Calculating acceleration constant for linear actuator

[Apothus]

I am trying to model the maximum performance of a linear actuator assembly and create a flexible excel tool for calculating other systems in the future.

The actuators are simple ball screws driven through a gearbox by a motor, typically BLDC so the torque is relatively constant over most of the range. We often run into a situation where people want to drive the actuator in a cyclical manner with a desired frequency and displacement, so the actuator rarely moves out of the acceleration region to a stable velocity. As such we need to calculate an acceleration constant that we can recalculate with different loads, screw pitches and gearbox ratios.

So far I have been able to build an equation that looks at the total torque acting on the actuator that incorporates the inertia of the screw as well, (these can be up to two meters so not insignificant). However I am at a loss on how to compare that with the motors specifications and derive an acceleration for the assembly. Can someone point me in the right direction?

 

[Nidum]

Methods of designing linear actuators and their systems are well established and well documented .

Do some research on :

Control theory and motion control systems .
Design of CNC machine tool slideway drives and robotics .

There are many websites dealing with control and drive systems - both professional level and relating to DIY builds of CNC and robotic devices. Some of the latter might be more useful to you initially .

Just to start you off :

A simple system just trying to match motor torque to load demand all the time will never be stable unless you are very very lucky .

Start in a different place :

Establish the range of accelerations , steady state velocities and loads needed for your application . Refer these quantities back into rotational values at the motor shaft . Loads includes inertial loads , frictional loads and any load coming back from something you are driving against - eg cutting loads on a machine tool .

Establish the type of position control to be used - open loop or closed loop . Basically with positional feed back or without .

Many variants possible . Two simplest are stepper motors driven open loop and servo motors driven closed loop .
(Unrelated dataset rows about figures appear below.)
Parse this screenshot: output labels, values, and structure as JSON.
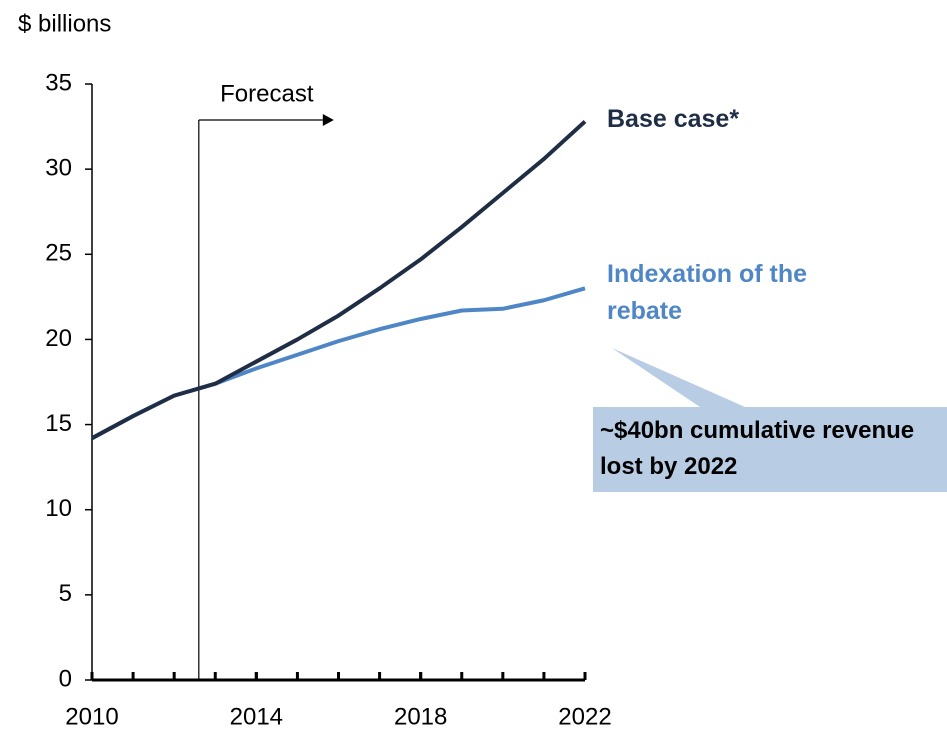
{
  "chart_data": {
    "type": "line",
    "y_axis_label": "$ billions",
    "x": [
      2010,
      2011,
      2012,
      2013,
      2014,
      2015,
      2016,
      2017,
      2018,
      2019,
      2020,
      2021,
      2022
    ],
    "series": [
      {
        "name": "Base case*",
        "color": "#1f2d45",
        "values": [
          14.2,
          15.5,
          16.7,
          17.4,
          18.7,
          20.0,
          21.4,
          23.0,
          24.7,
          26.6,
          28.6,
          30.6,
          32.8
        ]
      },
      {
        "name": "Indexation of the rebate",
        "color": "#4f86c6",
        "values": [
          14.2,
          15.5,
          16.7,
          17.4,
          18.3,
          19.1,
          19.9,
          20.6,
          21.2,
          21.7,
          21.8,
          22.3,
          23.0
        ]
      }
    ],
    "xlim": [
      2010,
      2022
    ],
    "xticks": [
      2010,
      2014,
      2018,
      2022
    ],
    "xtick_step": 1,
    "ylim": [
      0,
      35
    ],
    "yticks": [
      0,
      5,
      10,
      15,
      20,
      25,
      30,
      35
    ],
    "grid": false,
    "forecast": {
      "label": "Forecast",
      "x": 2012.6
    },
    "callout": "~$40bn cumulative revenue lost by 2022"
  }
}
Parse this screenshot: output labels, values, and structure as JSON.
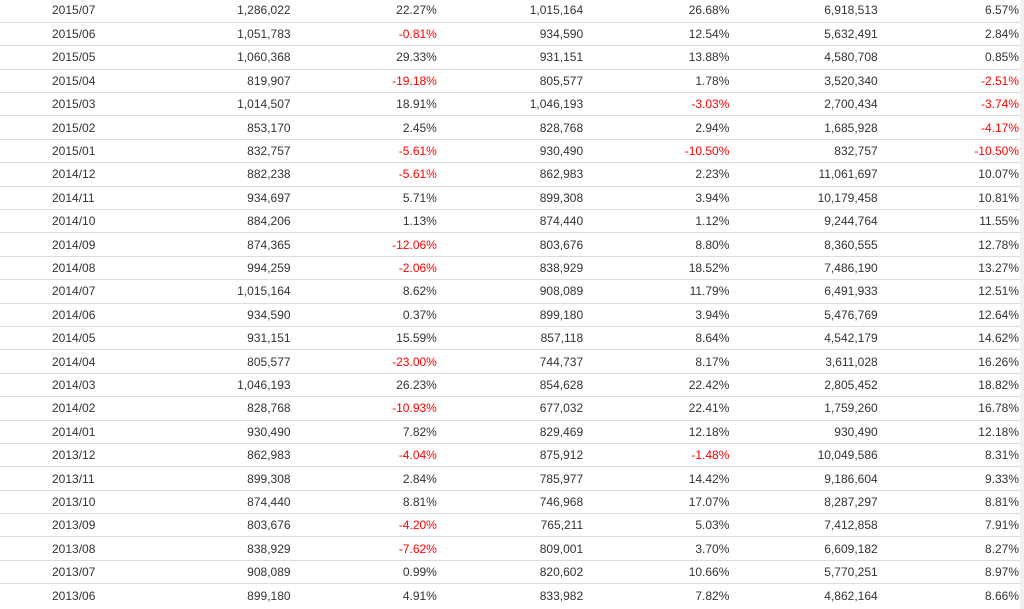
{
  "table": {
    "rows": [
      {
        "period": "2015/07",
        "v1": "1,286,022",
        "p1": "22.27%",
        "v2": "1,015,164",
        "p2": "26.68%",
        "v3": "6,918,513",
        "p3": "6.57%"
      },
      {
        "period": "2015/06",
        "v1": "1,051,783",
        "p1": "-0.81%",
        "v2": "934,590",
        "p2": "12.54%",
        "v3": "5,632,491",
        "p3": "2.84%"
      },
      {
        "period": "2015/05",
        "v1": "1,060,368",
        "p1": "29.33%",
        "v2": "931,151",
        "p2": "13.88%",
        "v3": "4,580,708",
        "p3": "0.85%"
      },
      {
        "period": "2015/04",
        "v1": "819,907",
        "p1": "-19.18%",
        "v2": "805,577",
        "p2": "1.78%",
        "v3": "3,520,340",
        "p3": "-2.51%"
      },
      {
        "period": "2015/03",
        "v1": "1,014,507",
        "p1": "18.91%",
        "v2": "1,046,193",
        "p2": "-3.03%",
        "v3": "2,700,434",
        "p3": "-3.74%"
      },
      {
        "period": "2015/02",
        "v1": "853,170",
        "p1": "2.45%",
        "v2": "828,768",
        "p2": "2.94%",
        "v3": "1,685,928",
        "p3": "-4.17%"
      },
      {
        "period": "2015/01",
        "v1": "832,757",
        "p1": "-5.61%",
        "v2": "930,490",
        "p2": "-10.50%",
        "v3": "832,757",
        "p3": "-10.50%"
      },
      {
        "period": "2014/12",
        "v1": "882,238",
        "p1": "-5.61%",
        "v2": "862,983",
        "p2": "2.23%",
        "v3": "11,061,697",
        "p3": "10.07%"
      },
      {
        "period": "2014/11",
        "v1": "934,697",
        "p1": "5.71%",
        "v2": "899,308",
        "p2": "3.94%",
        "v3": "10,179,458",
        "p3": "10.81%"
      },
      {
        "period": "2014/10",
        "v1": "884,206",
        "p1": "1.13%",
        "v2": "874,440",
        "p2": "1.12%",
        "v3": "9,244,764",
        "p3": "11.55%"
      },
      {
        "period": "2014/09",
        "v1": "874,365",
        "p1": "-12.06%",
        "v2": "803,676",
        "p2": "8.80%",
        "v3": "8,360,555",
        "p3": "12.78%"
      },
      {
        "period": "2014/08",
        "v1": "994,259",
        "p1": "-2.06%",
        "v2": "838,929",
        "p2": "18.52%",
        "v3": "7,486,190",
        "p3": "13.27%"
      },
      {
        "period": "2014/07",
        "v1": "1,015,164",
        "p1": "8.62%",
        "v2": "908,089",
        "p2": "11.79%",
        "v3": "6,491,933",
        "p3": "12.51%"
      },
      {
        "period": "2014/06",
        "v1": "934,590",
        "p1": "0.37%",
        "v2": "899,180",
        "p2": "3.94%",
        "v3": "5,476,769",
        "p3": "12.64%"
      },
      {
        "period": "2014/05",
        "v1": "931,151",
        "p1": "15.59%",
        "v2": "857,118",
        "p2": "8.64%",
        "v3": "4,542,179",
        "p3": "14.62%"
      },
      {
        "period": "2014/04",
        "v1": "805,577",
        "p1": "-23.00%",
        "v2": "744,737",
        "p2": "8.17%",
        "v3": "3,611,028",
        "p3": "16.26%"
      },
      {
        "period": "2014/03",
        "v1": "1,046,193",
        "p1": "26.23%",
        "v2": "854,628",
        "p2": "22.42%",
        "v3": "2,805,452",
        "p3": "18.82%"
      },
      {
        "period": "2014/02",
        "v1": "828,768",
        "p1": "-10.93%",
        "v2": "677,032",
        "p2": "22.41%",
        "v3": "1,759,260",
        "p3": "16.78%"
      },
      {
        "period": "2014/01",
        "v1": "930,490",
        "p1": "7.82%",
        "v2": "829,469",
        "p2": "12.18%",
        "v3": "930,490",
        "p3": "12.18%"
      },
      {
        "period": "2013/12",
        "v1": "862,983",
        "p1": "-4.04%",
        "v2": "875,912",
        "p2": "-1.48%",
        "v3": "10,049,586",
        "p3": "8.31%"
      },
      {
        "period": "2013/11",
        "v1": "899,308",
        "p1": "2.84%",
        "v2": "785,977",
        "p2": "14.42%",
        "v3": "9,186,604",
        "p3": "9.33%"
      },
      {
        "period": "2013/10",
        "v1": "874,440",
        "p1": "8.81%",
        "v2": "746,968",
        "p2": "17.07%",
        "v3": "8,287,297",
        "p3": "8.81%"
      },
      {
        "period": "2013/09",
        "v1": "803,676",
        "p1": "-4.20%",
        "v2": "765,211",
        "p2": "5.03%",
        "v3": "7,412,858",
        "p3": "7.91%"
      },
      {
        "period": "2013/08",
        "v1": "838,929",
        "p1": "-7.62%",
        "v2": "809,001",
        "p2": "3.70%",
        "v3": "6,609,182",
        "p3": "8.27%"
      },
      {
        "period": "2013/07",
        "v1": "908,089",
        "p1": "0.99%",
        "v2": "820,602",
        "p2": "10.66%",
        "v3": "5,770,251",
        "p3": "8.97%"
      },
      {
        "period": "2013/06",
        "v1": "899,180",
        "p1": "4.91%",
        "v2": "833,982",
        "p2": "7.82%",
        "v3": "4,862,164",
        "p3": "8.66%"
      }
    ]
  },
  "colors": {
    "text": "#333333",
    "negative": "#ff0000",
    "row_border": "#dcdcdc"
  }
}
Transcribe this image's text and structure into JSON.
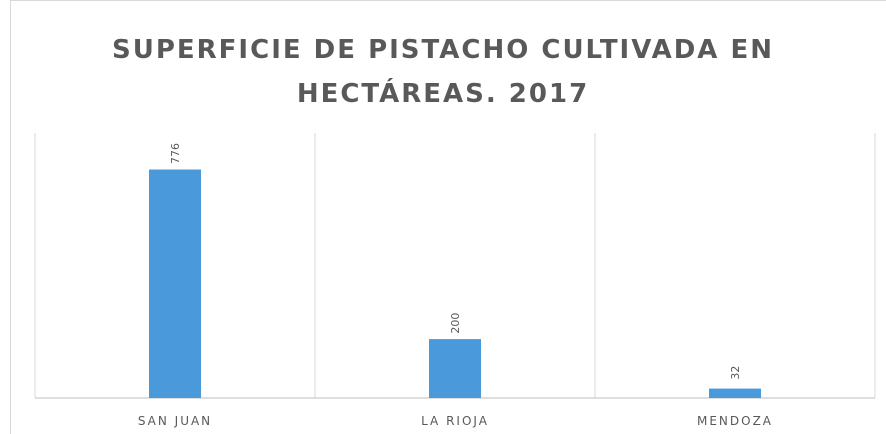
{
  "chart_data": {
    "type": "bar",
    "title_lines": [
      "SUPERFICIE DE PISTACHO CULTIVADA EN",
      "HECTÁREAS. 2017"
    ],
    "categories": [
      "SAN JUAN",
      "LA RIOJA",
      "MENDOZA"
    ],
    "values": [
      776,
      200,
      32
    ],
    "data_labels": [
      "776",
      "200",
      "32"
    ],
    "ylim": [
      0,
      900
    ],
    "grid": "vertical category separators",
    "bar_color": "#4a9adb",
    "legend": "none"
  }
}
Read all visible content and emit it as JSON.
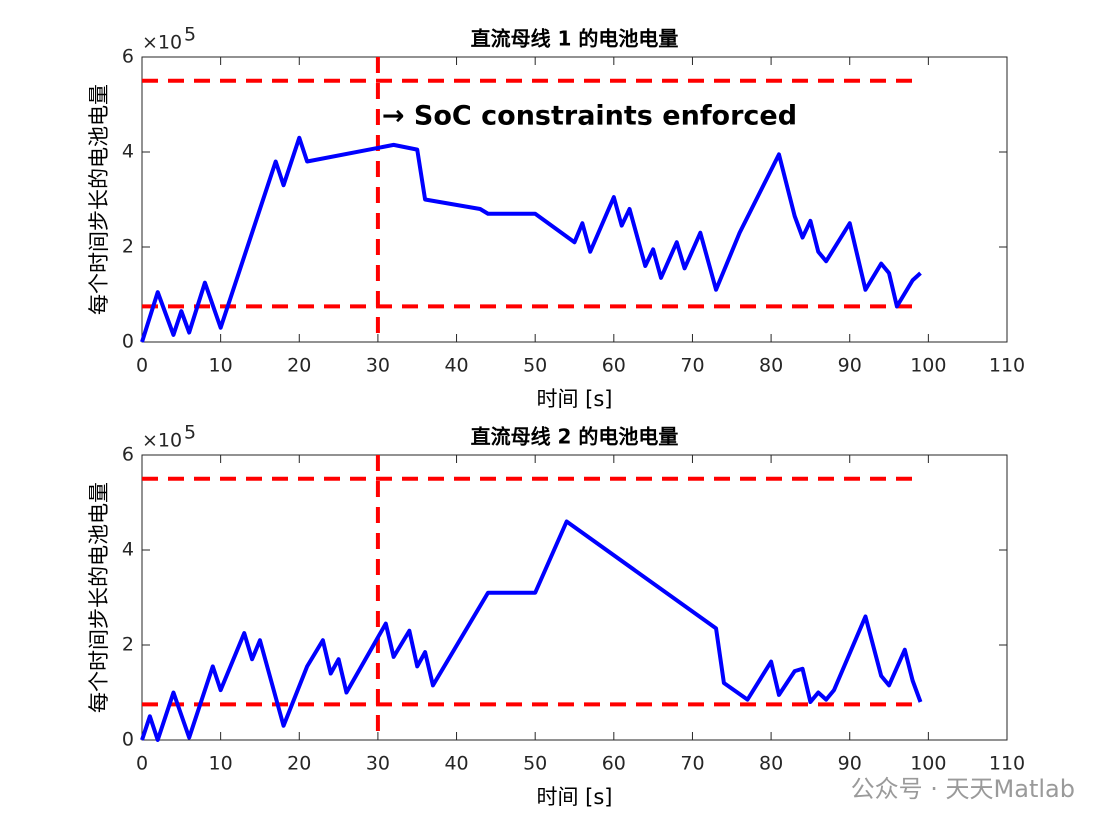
{
  "chart_data": [
    {
      "type": "line",
      "title": "直流母线 1 的电池电量",
      "xlabel": "时间 [s]",
      "ylabel": "每个时间步长的电池电量",
      "y_multiplier": {
        "base": "×10",
        "exponent": "5"
      },
      "annotation": "→ SoC constraints enforced",
      "xlim": [
        0,
        110
      ],
      "xticks": [
        0,
        10,
        20,
        30,
        40,
        50,
        60,
        70,
        80,
        90,
        100,
        110
      ],
      "ylim": [
        0,
        6
      ],
      "yticks": [
        0,
        2,
        4,
        6
      ],
      "grid": false,
      "hlines": [
        5.5,
        0.75
      ],
      "vline": 30,
      "ref_color": "#ff0000",
      "x": [
        0,
        2,
        4,
        5,
        6,
        8,
        10,
        17,
        18,
        20,
        21,
        32,
        35,
        36,
        43,
        44,
        50,
        55,
        56,
        57,
        60,
        61,
        62,
        64,
        65,
        66,
        68,
        69,
        71,
        73,
        76,
        81,
        83,
        84,
        85,
        86,
        87,
        90,
        92,
        94,
        95,
        96,
        98,
        99
      ],
      "series": [
        {
          "color": "#0000ff",
          "values": [
            0,
            1.05,
            0.15,
            0.65,
            0.2,
            1.25,
            0.3,
            3.8,
            3.3,
            4.3,
            3.8,
            4.15,
            4.05,
            3.0,
            2.8,
            2.7,
            2.7,
            2.1,
            2.5,
            1.9,
            3.05,
            2.45,
            2.8,
            1.6,
            1.95,
            1.35,
            2.1,
            1.55,
            2.3,
            1.1,
            2.3,
            3.95,
            2.65,
            2.2,
            2.55,
            1.9,
            1.7,
            2.5,
            1.1,
            1.65,
            1.45,
            0.75,
            1.3,
            1.45
          ]
        }
      ]
    },
    {
      "type": "line",
      "title": "直流母线 2 的电池电量",
      "xlabel": "时间 [s]",
      "ylabel": "每个时间步长的电池电量",
      "y_multiplier": {
        "base": "×10",
        "exponent": "5"
      },
      "xlim": [
        0,
        110
      ],
      "xticks": [
        0,
        10,
        20,
        30,
        40,
        50,
        60,
        70,
        80,
        90,
        100,
        110
      ],
      "ylim": [
        0,
        6
      ],
      "yticks": [
        0,
        2,
        4,
        6
      ],
      "grid": false,
      "hlines": [
        5.5,
        0.75
      ],
      "vline": 30,
      "ref_color": "#ff0000",
      "x": [
        0,
        1,
        2,
        4,
        6,
        9,
        10,
        13,
        14,
        15,
        18,
        21,
        23,
        24,
        25,
        26,
        31,
        32,
        34,
        35,
        36,
        37,
        44,
        50,
        54,
        73,
        74,
        77,
        80,
        81,
        83,
        84,
        85,
        86,
        87,
        88,
        92,
        94,
        95,
        97,
        98,
        99
      ],
      "series": [
        {
          "color": "#0000ff",
          "values": [
            0,
            0.5,
            0,
            1.0,
            0.05,
            1.55,
            1.05,
            2.25,
            1.7,
            2.1,
            0.3,
            1.55,
            2.1,
            1.4,
            1.7,
            1.0,
            2.45,
            1.75,
            2.3,
            1.55,
            1.85,
            1.15,
            3.1,
            3.1,
            4.6,
            2.35,
            1.2,
            0.85,
            1.65,
            0.95,
            1.45,
            1.5,
            0.8,
            1.0,
            0.85,
            1.05,
            2.6,
            1.35,
            1.15,
            1.9,
            1.25,
            0.8
          ]
        }
      ]
    }
  ],
  "watermark": "公众号 · 天天Matlab"
}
Choose motor type and characteristic to suit application . Manufacturers data is usually very comprehensive and includes detailed application notes .

Get back to me if you have specific questions .

 

[Apothus]

A lot of this work is based on existing actuators we have at work. They are a bit of a mix but we are shifting everything towards BLDC motors with a closed loop control system. The idea behind this work is to actually design our actuators and control systems with a higher level of design than we currently uses. In this way we want to be able to look at a motion profile we want to use and know ahead of time that our actuator should be able to achieve it.

I had not thought of looking at CNC machines, that makes a lot of sense, thank you. Not to mention coming from the other angle as well, although it would help us refine the models of our older actuators.

 

[Apothus]

I have made some progress on these calculations. My expectation is to calculate the inertia of the load and with the rated torque of the motor determine my acceleration

T=Iα

Load inertia comes from a ball screw I_s driving a carriage I_c with a mass m_c and driving a constant downwards force. Not knowing how to incorporate the force I have converted it into a mass m_L

I_s= m_screw*r_screw/2 = 19.5*0.02/2 = 3.896⋅10^-3 Kg⋅m²
I_c= (m_c+m_L)(^P/_2π)²*10^-6 = 30(10/6.28)*10^-6=7.6⋅10^-5 Kg⋅m²

This is based on information from here http://www.intechchennai.com/appServoMotor.php

With the 15:1 reduction gearbox I expect a reflected inertia on the motor = ratio²I_load+I_G/box = (0.0666)²(3.896⋅10^-3+7.6⋅10^-5) + 6.7*10^-5 = 8.465 * 10^-5

Therefore with T=Iα substituting the rated torque of my motor and the reflected inertia i have an angular acceleration of 60601 rad⋅s_-2
extrapolating this back out as a linear acceleration for my payload = ϖ/(2π)*ratio*pitch = 6.4ms^-2

However this does not seem to be right. Using the Copper Hill VisualSizer pro software, I am seeing an acceleration of 300mms^-2 for the same load, inertia and gerbox setup. This makes me thing something in my angular velocity equation is missing something or failing to take something in as a factor. Can anyone help me clean up these calculations?